Every 16 minutes someone dies waiting for care in Spain

by Lorraine Williamson
waiting for care in Spain

Spain’s dependency care system is once again under harsh scrutiny after a new report claimed that 32,704 people died in 2025 while waiting for help, the equivalent of one person every 16 minutes. The figures have reopened a long-running debate over delays, regional inequality, and whether the country’s ageing population is pushing the care system beyond what it can currently cope with.

The headline number comes from the XXVI Dictamen del Observatorio Estatal de la Dependencia, presented on Friday in Congress by the Association of Directors and Managers of Social Services. According to the report, those deaths included people still waiting to have their level of dependency formally assessed, as well as others whose dependency had already been recognised but who were still waiting for support to begin.

More than 258,000 people are still waiting

The report says 258,167 people remained somewhere on the dependency waiting list at the end of 2025, while the average processing time from application to resolution rose to 341 days, seven more than a year earlier. That is close to a full year of waiting for families already dealing with frailty, disability or growing care needs at home.

That figure matters because dependency care in Spain covers some of the most basic everyday needs: washing, dressing, eating, moving around safely and living with dignity. When delays stretch on, the burden often shifts back onto relatives, many of whom are already juggling work, health problems or unpaid caring responsibilities of their own.

A system under pressure, despite more people being helped

The report does not suggest the system is standing still. It says 1,784,369 people had a recognised dependency situation by the end of 2025, and that the number of people receiving support increased during the year.

But the wider picture is more complicated. An official Ministry of Social Rights / IMSERSO update published in January said the dependency system had reduced its main waiting list to 152,693 people by December 2025 and reached a record 1,635,462 beneficiaries receiving effective support.

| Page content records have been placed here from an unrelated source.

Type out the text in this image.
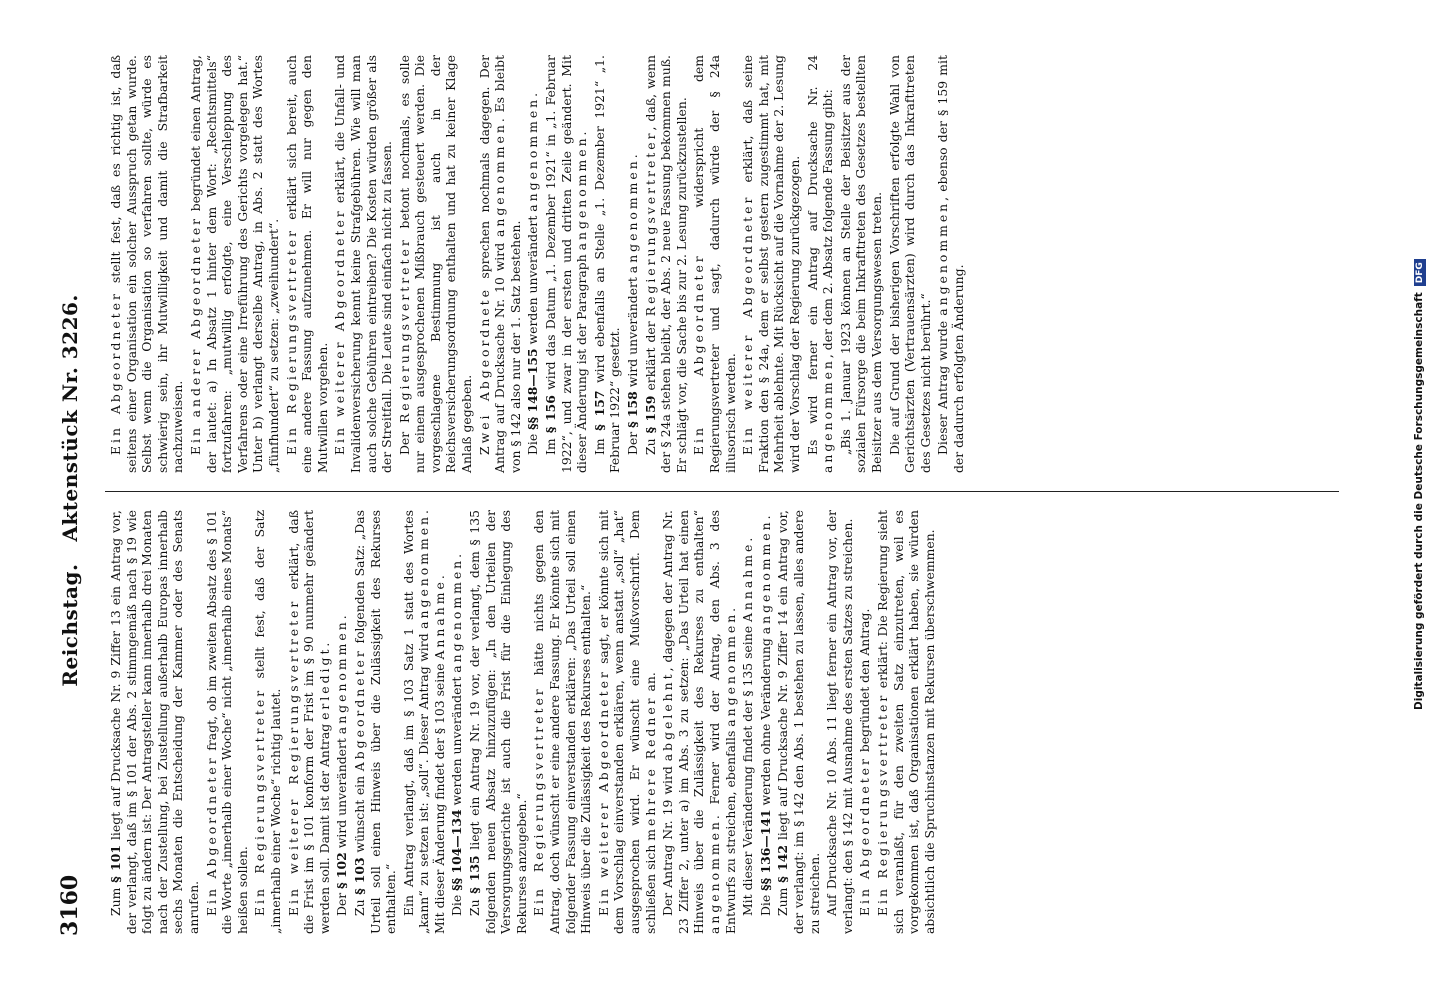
3160
Reichstag.Aktenstück Nr. 3226.

Zum § 101 liegt auf Drucksache Nr. 9 Ziffer 13 ein Antrag vor, der verlangt, daß im § 101 der Abs. 2 stimmgemäß nach § 19 wie folgt zu ändern ist: Der Antragsteller kann innerhalb drei Monaten nach der Zustellung, bei Zustellung außerhalb Europas innerhalb sechs Monaten die Entscheidung der Kammer oder des Senats anrufen. Ein Abgeordneter fragt, ob im zweiten Absatz des § 101 die Worte „innerhalb einer Woche“ nicht „innerhalb eines Monats“ heißen sollen. Ein Regierungsvertreter stellt fest, daß der Satz „innerhalb einer Woche“ richtig lautet. Ein weiterer Regierungsvertreter erklärt, daß die Frist im § 101 konform der Frist im § 90 nunmehr geändert werden soll. Damit ist der Antrag erledigt.

Der § 102 wird unverändert angenommen.

Zu § 103 wünscht ein Abgeordneter folgenden Satz: „Das Urteil soll einen Hinweis über die Zulässigkeit des Rekurses enthalten.“ Ein Antrag verlangt, daß im § 103 Satz 1 statt des Wortes „kann“ zu setzen ist: „soll“. Dieser Antrag wird angenommen. Mit dieser Änderung findet der § 103 seine Annahme.

Die §§ 104—134 werden unverändert angenommen.

Zu § 135 liegt ein Antrag Nr. 19 vor, der verlangt, dem § 135 folgenden neuen Absatz hinzuzufügen: „In den Urteilen der Versorgungsgerichte ist auch die Frist für die Einlegung des Rekurses anzugeben.“ Ein Regierungsvertreter hätte nichts gegen den Antrag, doch wünscht er eine andere Fassung. Er könnte sich mit folgender Fassung einverstanden erklären: „Das Urteil soll einen Hinweis über die Zulässigkeit des Rekurses enthalten.“ Ein weiterer Abgeordneter sagt, er könnte sich mit dem Vorschlag einverstanden erklären, wenn anstatt „soll“ „hat“ ausgesprochen wird. Er wünscht eine Mußvorschrift. Dem schließen sich mehrere Redner an.

Der Antrag Nr. 19 wird abgelehnt, dagegen der Antrag Nr. 23 Ziffer 2, unter a) im Abs. 3 zu setzen: „Das Urteil hat einen Hinweis über die Zulässigkeit des Rekurses zu enthalten“ angenommen. Ferner wird der Antrag, den Abs. 3 des Entwurfs zu streichen, ebenfalls angenommen.

Mit dieser Veränderung findet der § 135 seine Annahme.

Die §§ 136—141 werden ohne Veränderung angenommen.

Zum § 142 liegt auf Drucksache Nr. 9 Ziffer 14 ein Antrag vor, der verlangt: im § 142 den Abs. 1 bestehen zu lassen, alles andere zu streichen. Auf Drucksache Nr. 10 Abs. 11 liegt ferner ein Antrag vor, der verlangt: den § 142 mit Ausnahme des ersten Satzes zu streichen. Ein Abgeordneter begründet den Antrag.

Ein Regierungsvertreter erklärt: Die Regierung sieht sich veranlaßt, für den zweiten Satz einzutreten, weil es vorgekommen ist, daß Organisationen erklärt haben, sie würden absichtlich die Spruchinstanzen mit Rekursen überschwemmen.

Ein Abgeordneter stellt fest, daß es richtig ist, daß seitens einer Organisation ein solcher Ausspruch getan wurde. Selbst wenn die Organisation so verfahren sollte, würde es schwierig sein, ihr Mutwilligkeit und damit die Strafbarkeit nachzuweisen. Ein anderer Abgeordneter begründet einen Antrag, der lautet: a) In Absatz 1 hinter dem Wort: „Rechtsmittels“ fortzufahren: „mutwillig erfolgte, eine Verschleppung des Verfahrens oder eine Irreführung des Gerichts vorgelegen hat.“ Unter b) verlangt derselbe Antrag, in Abs. 2 statt des Wortes „fünfhundert“ zu setzen: „zweihundert“. Ein Regierungsvertreter erklärt sich bereit, auch eine andere Fassung aufzunehmen. Er will nur gegen den Mutwillen vorgehen. Ein weiterer Abgeordneter erklärt, die Unfall- und Invalidenversicherung kennt keine Strafgebühren. Wie will man auch solche Gebühren eintreiben? Die Kosten würden größer als der Streitfall. Die Leute sind einfach nicht zu fassen. Der Regierungsvertreter betont nochmals, es solle nur einem ausgesprochenen Mißbrauch gesteuert werden. Die vorgeschlagene Bestimmung ist auch in der Reichsversicherungsordnung enthalten und hat zu keiner Klage Anlaß gegeben. Zwei Abgeordnete sprechen nochmals dagegen. Der Antrag auf Drucksache Nr. 10 wird angenommen. Es bleibt von § 142 also nur der 1. Satz bestehen. Die §§ 148—155 werden unverändert angenommen.

Im § 156 wird das Datum „1. Dezember 1921“ in „1. Februar 1922“, und zwar in der ersten und dritten Zeile geändert. Mit dieser Änderung ist der Paragraph angenommen.

Im § 157 wird ebenfalls an Stelle „1. Dezember 1921“ „1. Februar 1922“ gesetzt. Der § 158 wird unverändert angenommen.

Zu § 159 erklärt der Regierungsvertreter, daß, wenn der § 24a stehen bleibt, der Abs. 2 neue Fassung bekommen muß. Er schlägt vor, die Sache bis zur 2. Lesung zurückzustellen. Ein Abgeordneter widerspricht dem Regierungsvertreter und sagt, dadurch würde der § 24a illusorisch werden. Ein weiterer Abgeordneter erklärt, daß seine Fraktion den § 24a, dem er selbst gestern zugestimmt hat, mit Mehrheit ablehnte. Mit Rücksicht auf die Vornahme der 2. Lesung wird der Vorschlag der Regierung zurückgezogen. Es wird ferner ein Antrag auf Drucksache Nr. 24 angenommen, der dem 2. Absatz folgende Fassung gibt: „Bis 1. Januar 1923 können an Stelle der Beisitzer aus der sozialen Fürsorge die beim Inkrafttreten des Gesetzes bestellten Beisitzer aus dem Versorgungswesen treten. Die auf Grund der bisherigen Vorschriften erfolgte Wahl von Gerichtsärzten (Vertrauensärzten) wird durch das Inkrafttreten des Gesetzes nicht berührt.“ Dieser Antrag wurde angenommen, ebenso der § 159 mit der dadurch erfolgten Änderung.	Digitalisierung gefördert durch die Deutsche ForschungsgemeinschaftDFG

That apparent gap in the numbers reflects a difference in how the backlog is counted. The ministry update focuses on the system’s main waiting list for people already inside the SAAD process, while the observatory’s broader figure includes people in different stages of delay across the whole dependency pathway. In other words, both sets of numbers point to improvement in some areas, but they also show that the bottleneck is still far from solved.

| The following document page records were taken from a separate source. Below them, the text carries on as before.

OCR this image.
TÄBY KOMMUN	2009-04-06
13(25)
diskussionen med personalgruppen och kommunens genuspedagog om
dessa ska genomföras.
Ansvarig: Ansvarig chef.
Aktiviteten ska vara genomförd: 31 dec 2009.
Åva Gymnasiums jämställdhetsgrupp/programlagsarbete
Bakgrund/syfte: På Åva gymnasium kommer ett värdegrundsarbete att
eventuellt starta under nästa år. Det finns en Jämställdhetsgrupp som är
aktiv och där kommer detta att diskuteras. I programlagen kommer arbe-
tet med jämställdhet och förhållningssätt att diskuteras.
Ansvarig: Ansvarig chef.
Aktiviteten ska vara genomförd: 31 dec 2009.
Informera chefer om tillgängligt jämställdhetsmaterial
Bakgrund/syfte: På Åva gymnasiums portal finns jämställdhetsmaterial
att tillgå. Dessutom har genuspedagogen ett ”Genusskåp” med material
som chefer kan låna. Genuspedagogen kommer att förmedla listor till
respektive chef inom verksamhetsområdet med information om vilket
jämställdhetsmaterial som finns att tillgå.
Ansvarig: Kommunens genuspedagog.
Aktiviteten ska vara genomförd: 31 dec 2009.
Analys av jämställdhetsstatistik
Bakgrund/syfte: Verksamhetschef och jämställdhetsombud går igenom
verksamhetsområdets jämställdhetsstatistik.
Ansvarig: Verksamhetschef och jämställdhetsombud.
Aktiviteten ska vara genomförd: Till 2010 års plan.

Huge regional differences remain

One of the sharpest findings is the territorial divide. El País, reporting on the same observatory study, said waiting times range from 559 days in Murcia to 113 days in Castilla y León. It also said only six regions passed the report’s assessment of system performance, while Spain as a whole scored 4.8 out of 10.

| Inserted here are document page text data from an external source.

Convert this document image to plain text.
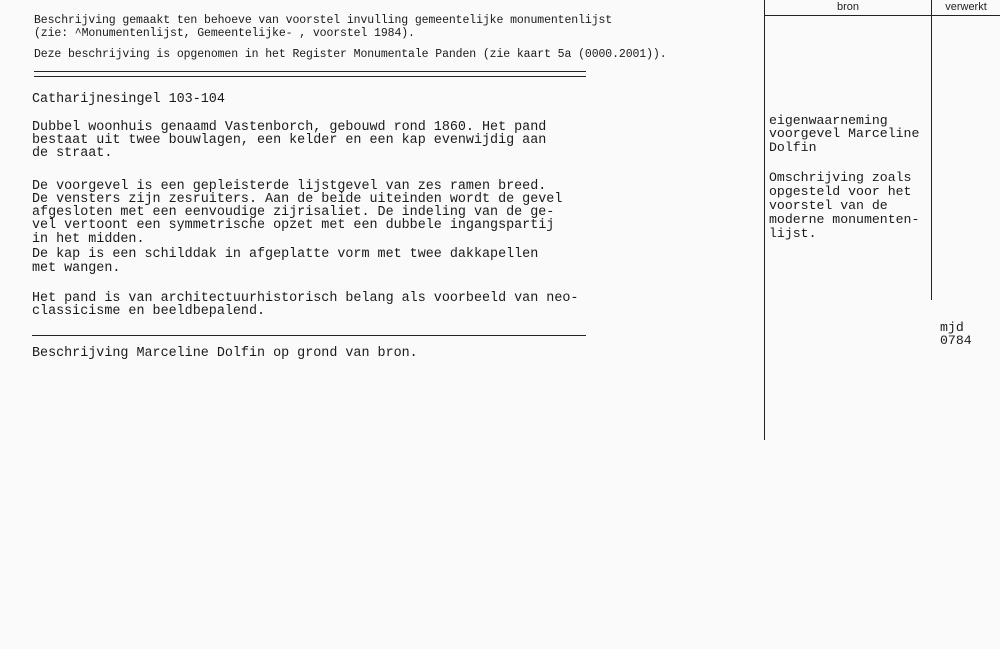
Beschrijving gemaakt ten behoeve van voorstel invulling gemeentelijke monumentenlijst
(zie: ^Monumentenlijst, Gemeentelijke- , voorstel 1984).
Deze beschrijving is opgenomen in het Register Monumentale Panden (zie kaart 5a (0000.2001)).
bron	verwerkt
Catharijnesingel 103-104
Dubbel woonhuis genaamd Vastenborch, gebouwd rond 1860. Het pand
bestaat uit twee bouwlagen, een kelder en een kap evenwijdig aan
de straat.
De voorgevel is een gepleisterde lijstgevel van zes ramen breed.
De vensters zijn zesruiters. Aan de beide uiteinden wordt de gevel
afgesloten met een eenvoudige zijrisaliet. De indeling van de ge-
vel vertoont een symmetrische opzet met een dubbele ingangspartij
in het midden.
De kap is een schilddak in afgeplatte vorm met twee dakkapellen
met wangen.
Het pand is van architectuurhistorisch belang als voorbeeld van neo-
classicisme en beeldbepalend.
Beschrijving Marceline Dolfin op grond van bron.
eigenwaarneming
voorgevel Marceline
Dolfin
Omschrijving zoals
opgesteld voor het
voorstel van de
moderne monumenten-
lijst.
mjd
0784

That means where a person lives can still have a huge impact on how quickly they are assessed and what kind of support they receive. For a system built around legal rights to care, that remains one of the most politically sensitive problems.

Spending is up, but critics say it is still not enough

The observatory says total spending on dependency care reached more than €13.5 billion in 2025, the highest figure since the system began. Even so, critics argue that investment remains too low compared with the EU average, and that some regions continue to rely heavily on lower-cost support such as family care payments and telecare rather than more intensive services.

That criticism goes to the heart of the current argument. The issue is no longer only how many people are in the system, but what sort of care they actually receive, how quickly they receive it, and whether the support matches real needs rather than budget constraints.

Why this issue is only likely to grow

Spain is one of Europe’s oldest societies, and demand for long-term care is not moving in one direction. It is increasing. That means delays that already look severe today could become even harder to reduce in the coming years unless staffing, funding and bureaucracy are tackled together.

The political pressure is unlikely to fade either. Nearly two decades after Spain’s dependency law was introduced, the latest figures suggest the system is still caught between progress and overload. More people are being helped than before, but tens of thousands are still waiting too long — and for some, the help arrives too late.